Anfrage an Wallner

Signa-Geschäfte der Hypo: Grüne wollen Klarheit

Vorarlberg
06.12.2024 14:50
Porträt von Vorarlberg-Krone
Von Vorarlberg-Krone

Die Hypo Vorarlberg hat enge geschäftliche Verbindungen zur René Benkos Signa-Gruppe unterhalten. Die Grünen fordern nun Landeschef Markus Wallner dazu auf, endlich für Aufklärung zu sorgen. 

Kaum ein Tag ohne neue Enthüllungen rund um die insolvente Signa-Gruppe des Immobilienjongleurs René Benko, die Causa ist mittlerweile zu einem Kriminalfall geworden. Gleich ob mögliche COVID-Förderbetrugsfälle beim Chalet N in Lech, die mutmaßliche Korruption in Südtirol oder das mögliche finanzielle Fiasko beim Kaufhaus Lamarr – die Hypo war bei all diesen Projekten beteiligt. Aus Vorarlberger Sicht besonders brennend ist die Frage, wie viel Geld die Landesbank tatsächlich im Seifenblasenreich des Tirolers versenkt hat.

„Landeshauptmann kann sich nicht verstecken“
Aus Sicht der Ländle-Grüne liegt es zuvorderst an Landeshauptmann Markus Wallner, Licht ins Dunkel zu bringen: „Die Vorarlberger haben ein Recht darauf, dass mit ihrem Geld sorgsam umgegangen wird. Wallner muss als Eigentümervertreter seine Verantwortung wahrnehmen und alle Kontrollmöglichkeiten ausschöpfen“, betonen Klubobmann Daniel Zadra und Kontrollsprecherin Eva Hammerer.

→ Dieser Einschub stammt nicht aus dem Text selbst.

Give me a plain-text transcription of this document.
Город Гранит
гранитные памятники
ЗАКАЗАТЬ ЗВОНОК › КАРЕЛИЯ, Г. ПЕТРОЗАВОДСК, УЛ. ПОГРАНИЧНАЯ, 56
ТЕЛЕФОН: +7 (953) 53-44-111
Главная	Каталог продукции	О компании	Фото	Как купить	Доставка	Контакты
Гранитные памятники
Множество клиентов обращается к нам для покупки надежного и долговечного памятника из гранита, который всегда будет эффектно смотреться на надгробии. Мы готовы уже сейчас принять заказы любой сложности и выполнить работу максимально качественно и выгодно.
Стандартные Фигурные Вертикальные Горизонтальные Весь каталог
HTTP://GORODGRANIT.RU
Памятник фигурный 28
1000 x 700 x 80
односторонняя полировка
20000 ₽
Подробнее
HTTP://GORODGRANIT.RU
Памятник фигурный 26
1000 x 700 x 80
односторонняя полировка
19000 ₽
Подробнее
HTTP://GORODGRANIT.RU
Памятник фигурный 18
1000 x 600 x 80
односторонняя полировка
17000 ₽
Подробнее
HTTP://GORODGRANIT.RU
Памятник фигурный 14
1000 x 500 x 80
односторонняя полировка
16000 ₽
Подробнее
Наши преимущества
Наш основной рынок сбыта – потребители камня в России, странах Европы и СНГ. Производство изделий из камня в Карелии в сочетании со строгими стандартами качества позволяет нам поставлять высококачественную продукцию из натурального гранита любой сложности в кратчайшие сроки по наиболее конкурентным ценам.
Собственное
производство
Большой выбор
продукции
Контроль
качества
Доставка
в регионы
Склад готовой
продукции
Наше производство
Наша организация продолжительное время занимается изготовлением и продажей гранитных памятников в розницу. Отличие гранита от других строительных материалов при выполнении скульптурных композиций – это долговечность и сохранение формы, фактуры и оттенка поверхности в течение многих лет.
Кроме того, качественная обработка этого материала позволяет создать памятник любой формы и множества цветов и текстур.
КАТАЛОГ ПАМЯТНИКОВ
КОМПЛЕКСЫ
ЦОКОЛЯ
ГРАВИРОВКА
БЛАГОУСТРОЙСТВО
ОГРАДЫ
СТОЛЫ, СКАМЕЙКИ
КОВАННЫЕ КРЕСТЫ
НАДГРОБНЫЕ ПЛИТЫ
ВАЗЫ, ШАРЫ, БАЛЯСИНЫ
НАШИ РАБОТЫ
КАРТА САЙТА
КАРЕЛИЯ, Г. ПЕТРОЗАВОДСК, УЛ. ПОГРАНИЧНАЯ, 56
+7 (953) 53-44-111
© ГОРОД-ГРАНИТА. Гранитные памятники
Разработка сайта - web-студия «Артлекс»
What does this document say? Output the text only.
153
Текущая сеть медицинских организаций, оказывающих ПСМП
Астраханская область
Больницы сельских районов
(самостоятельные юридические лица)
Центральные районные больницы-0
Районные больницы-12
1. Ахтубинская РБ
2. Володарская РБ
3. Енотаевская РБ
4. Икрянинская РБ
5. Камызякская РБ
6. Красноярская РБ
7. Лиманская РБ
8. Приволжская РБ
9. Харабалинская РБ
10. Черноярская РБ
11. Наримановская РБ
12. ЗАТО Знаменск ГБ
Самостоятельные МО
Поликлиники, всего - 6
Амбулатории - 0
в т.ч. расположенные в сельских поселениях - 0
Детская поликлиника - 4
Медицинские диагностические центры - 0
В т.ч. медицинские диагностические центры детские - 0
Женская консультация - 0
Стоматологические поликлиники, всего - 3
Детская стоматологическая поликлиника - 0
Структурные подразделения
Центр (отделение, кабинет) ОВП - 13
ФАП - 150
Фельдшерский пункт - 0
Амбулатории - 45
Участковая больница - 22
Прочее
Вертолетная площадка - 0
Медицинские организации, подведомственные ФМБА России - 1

Wallner hatte in der Vergangenheit immer wieder darauf verwiesen, dass das operative Geschäft einzig dem Vorstand der Hypo unterliege. Damit gibt sich Zadra allerdings nicht zufrieden: „Der Landeshauptmann kann sich nicht hinter dem Vorstand verstecken, sondern muss sich genauestens über die Lage informieren: Wie hoch ist der Schuldenstand des Signa-Imperiums bei der Hypo, wie viel wurde bereits zurückgezahlt und wie hoch werden die Verluste für die Vorarlberger sein?“

Ruf der Bank stehe auf dem Spiel
Sollten mit Geldern der Ländle-Hypo tatsächlich Bauprojekte finanziert worden sein, die mit kriminellen Machenschaften in Verbindung stehen, würde das dem an sich guten Ruf der Bank extrem schaden, was selbstredend nicht im Sinne des Eigentümers sein könne, so die Grünen-Doppelspitze. Um Landeschef Wallner zumindest ein wenig aus der Deckung zu zwingen, haben die Grünen am Freitagvormittag eine parlamentarische Anfrage inklusive eines umfassenden Fragenkatalogs eingereicht.